With immunotherapy, as with so many of our medical interventions, the path from original discovery or observation to effective treatment is long, circuitous, and densely populated. In fact, a fascinating recent study showed that the development of another form of cancer immunotherapy, so-called “checkpoint inhibitors,” arose from the work of some 7,067 scientists, toiling over the course of a century [5]. Immunotherapy is indeed the achievement of many minds. At the same time, the commitment and passion of researchers such as June and Rosenberg—and James Allison of the University of Texas MD Anderson Cancer Center, Houston, for checkpoint inhibitors—have been essential to pushing past obstacles and skeptics, and bringing us to this remarkable moment in medicine’s history.
As it turns out, the very same year that June and his colleagues successfully treated Emily, they partnered with the Swiss-based pharmaceutical company Novartis to develop commercially a version of CAR-T therapy, now called Kymriah™ (tisagenlecleucel). Further trials showed the treatment to be extremely promising. In July, an FDA advisory committee met to consider whether to recommend approval of the therapy. With his daughter by his side, Emily’s father, Thomas, gave impassioned and eloquent testimony on CAR-T’s behalf. In the end, the committee voted unanimously to recommend that the FDA approve the treatment. And, today,  the FDA followed that recommendation and gave formal approval.
Many questions must be addressed before we can herald immunotherapeutic approaches to cancer an unqualified success. There are still too many severe reactions, too many non-responses or relapses, and, potentially, a very high price tag for their widespread use, which will be truly challenging to scale up. But we’re off to a promising start.
Emily keeps smiling. Her smile gives me hope. Seeing her grow from a young girl struggling with a frightening disease into a poised young woman who looks forward to starting the 7th grade, but still spends time to be an ambassador for immunotherapy, is one of the greatest joys I’ve had as NIH Director.
I’m eager to see where our immunotherapy researchers take us next!
References:
 [1] Chimeric Antigen Receptor–Modified T Cells in Chronic Lymphoid Leukemia. Porter DL, Levine BL, Kalos M, Bagg A, June CH. N Engl J Med 2011; 365:725-773.
[2] T cells with chimeric antigen receptors have potent antitumor effects and can establish memory in patients with advanced leukemia. Kalos M, Levine BL, Porter DL, Katz S, Grupp SA, Bagg A, June CH. Sci Transl Med. 2011 Aug 10;3(95):95ra73.

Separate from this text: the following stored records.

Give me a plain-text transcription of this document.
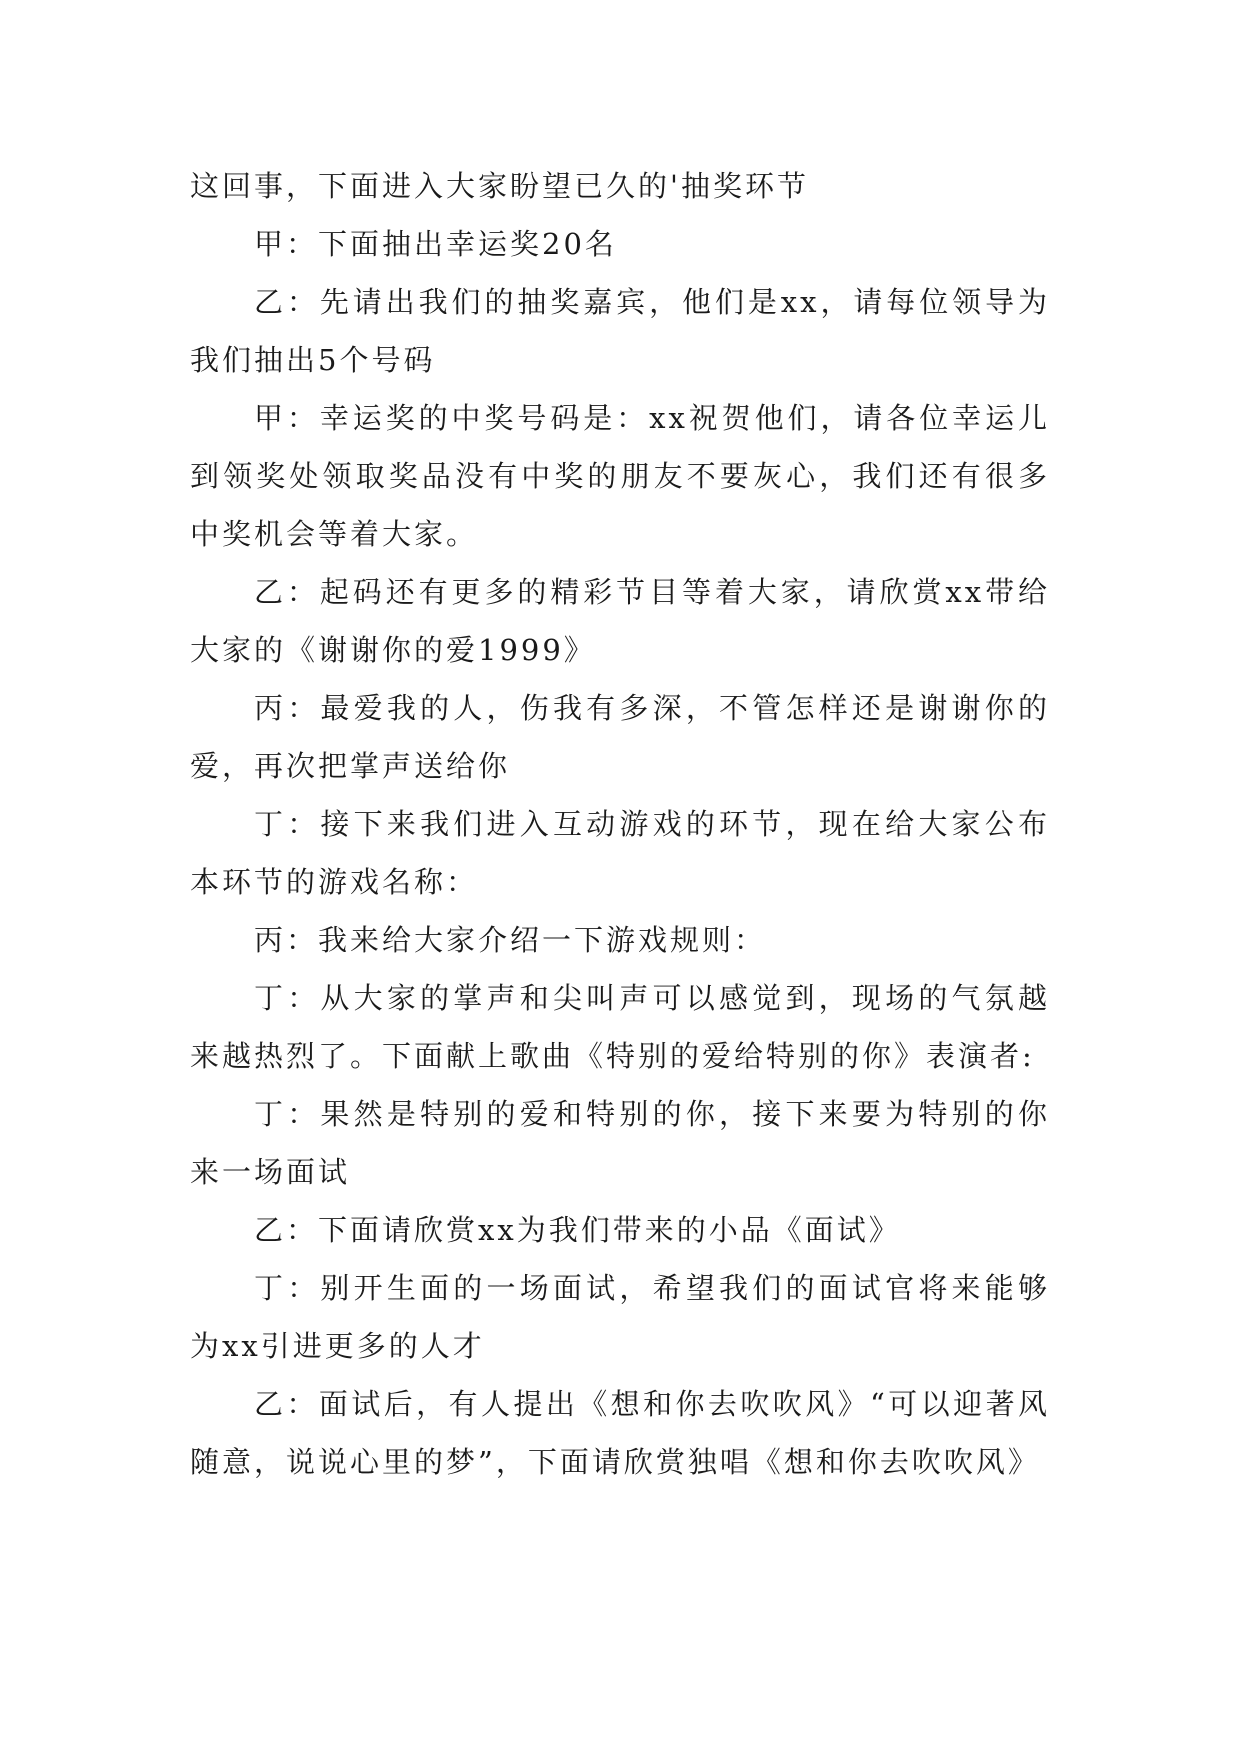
这回事，下面进入大家盼望已久的'抽奖环节

甲：下面抽出幸运奖20名

乙：先请出我们的抽奖嘉宾，他们是xx，请每位领导为我们抽出5个号码

甲：幸运奖的中奖号码是：xx祝贺他们，请各位幸运儿到领奖处领取奖品没有中奖的朋友不要灰心，我们还有很多中奖机会等着大家。

乙：起码还有更多的精彩节目等着大家，请欣赏xx带给大家的《谢谢你的爱1999》

丙：最爱我的人，伤我有多深，不管怎样还是谢谢你的爱，再次把掌声送给你

丁：接下来我们进入互动游戏的环节，现在给大家公布本环节的游戏名称：

丙：我来给大家介绍一下游戏规则：

丁：从大家的掌声和尖叫声可以感觉到，现场的气氛越来越热烈了。下面献上歌曲《特别的爱给特别的你》表演者:

丁：果然是特别的爱和特别的你，接下来要为特别的你来一场面试

乙：下面请欣赏xx为我们带来的小品《面试》

丁：别开生面的一场面试，希望我们的面试官将来能够为xx引进更多的人才

乙：面试后，有人提出《想和你去吹吹风》“可以迎著风随意，说说心里的梦”，下面请欣赏独唱《想和你去吹吹风》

[3] Adoptive immunotherapy for cancer. Rosenberg SA. Sci Am. 1990 May;262(5):62-69.
[4] Eradication of B-lineage cells and regression of lymphoma in a patient treated with autologous T cells genetically engineered to recognize CD19. Kochenderfer JN, Wilson WH, Janik JE, Dudley ME, Stetler-Stevenson M, Feldman SA, Maric I, Raffeld M, Nathan DA, Lanier BJ, Morgan RA, Rosenberg SA. Blood. 2010 Nov 18;116(20):4099-40102.
[5] From scientific discovery to cures: bright stars within a galaxy. Williams RS, Lotia S, Holloway AK, Pico AR. Cell. 2015 Sep 24;163(1):21-23.